Langoustines normally take pride of place on a fish platter in the many seafood restaurants in Oban and across the country, as one of Scotland’s premier seafood products.
But now the waste shells can be processed by CuanTec as a natural alternative to the petroleum-based plastics which are polluting our seas and harming sea-life.
‘Cait Murray-Green, chief executive of CuanTec, said: ‘Our inspiration comes from wanting to find better use for seafood waste. We extract chitin,
a naturally occurring biopolymer, from shellfish waste. Using a clean, energy-efficient biological fermentation method, we convert this into an alternative to plastic food wrap.
‘The company has been around two and a half years, and we’ve grown from three people in one lab in BioCity, Glasgow, to a team of 14 with our additional lab facility in Oban.

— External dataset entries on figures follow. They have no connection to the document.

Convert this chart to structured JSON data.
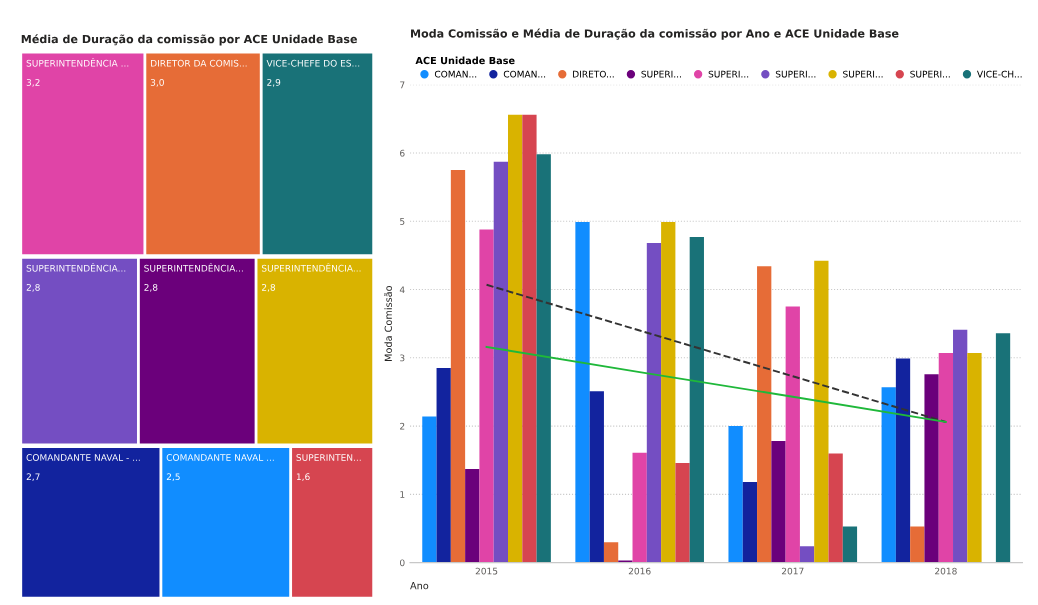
{
  "chart_data": [
    {
      "type": "other",
      "title": "Média de Duração da comissão por ACE Unidade Base",
      "categories": [
        "SUPERINTENDÊNCIA ...",
        "DIRETOR DA COMIS...",
        "VICE-CHEFE DO ES...",
        "SUPERINTENDÊNCIA...",
        "SUPERINTENDÊNCIA...",
        "SUPERINTENDÊNCIA...",
        "COMANDANTE NAVAL - ...",
        "COMANDANTE NAVAL ...",
        "SUPERINTEN..."
      ],
      "values": [
        3.2,
        3.0,
        2.9,
        2.8,
        2.8,
        2.8,
        2.7,
        2.5,
        1.6
      ],
      "value_labels": [
        "3,2",
        "3,0",
        "2,9",
        "2,8",
        "2,8",
        "2,8",
        "2,7",
        "2,5",
        "1,6"
      ],
      "colors": [
        "#e044a7",
        "#e66c37",
        "#197278",
        "#744ec2",
        "#6b007b",
        "#d9b300",
        "#12239e",
        "#118dff",
        "#d64550"
      ]
    },
    {
      "type": "bar",
      "title": "Moda Comissão e Média de Duração da comissão por Ano e ACE Unidade Base",
      "xlabel": "Ano",
      "ylabel": "Moda Comissão",
      "legend_title": "ACE Unidade Base",
      "legend": "top",
      "grid": "y",
      "categories": [
        "2015",
        "2016",
        "2017",
        "2018"
      ],
      "ylim": [
        0,
        7
      ],
      "yticks": [
        0,
        1,
        2,
        3,
        4,
        5,
        6,
        7
      ],
      "series": [
        {
          "name": "COMAN...",
          "color": "#118dff",
          "values": [
            2.14,
            4.99,
            2.0,
            2.57
          ]
        },
        {
          "name": "COMAN...",
          "color": "#12239e",
          "values": [
            2.85,
            2.51,
            1.18,
            2.99
          ]
        },
        {
          "name": "DIRETO...",
          "color": "#e66c37",
          "values": [
            5.75,
            0.3,
            4.34,
            0.53
          ]
        },
        {
          "name": "SUPERI...",
          "color": "#6b007b",
          "values": [
            1.37,
            0.03,
            1.78,
            2.76
          ]
        },
        {
          "name": "SUPERI...",
          "color": "#e044a7",
          "values": [
            4.88,
            1.61,
            3.75,
            3.07
          ]
        },
        {
          "name": "SUPERI...",
          "color": "#744ec2",
          "values": [
            5.87,
            4.68,
            0.24,
            3.41
          ]
        },
        {
          "name": "SUPERI...",
          "color": "#d9b300",
          "values": [
            6.56,
            4.99,
            4.42,
            3.07
          ]
        },
        {
          "name": "SUPERI...",
          "color": "#d64550",
          "values": [
            6.56,
            1.46,
            1.6,
            null
          ]
        },
        {
          "name": "VICE-CH...",
          "color": "#197278",
          "values": [
            5.98,
            4.77,
            0.53,
            3.36
          ]
        },
        {
          "type": "line",
          "color": "#333333",
          "line_style": "dashed",
          "values": [
            4.07,
            3.4,
            2.73,
            2.06
          ]
        },
        {
          "type": "line",
          "color": "#1fb83a",
          "line_style": "solid",
          "values": [
            3.16,
            2.79,
            2.43,
            2.06
          ]
        }
      ]
    }
  ]
}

‘Earlier this year we entered into an exciting partnership with Waitrose and Partners, which hopes to use our bio-plastic as an alternative to conventional plastic film on some of its fish products in the near future.’
Cuan, meaning ocean in Gaelic, is a member of Industrial Biotechnology Innovation Centre (IBioIC).
Ian Archer, technical director at IBioIC, added: ‘CuanTec is a biotechnology success story for Oban. It shows how an innovative idea can be supported and nurtured and can then help create local jobs in the important waste to wealth economy.’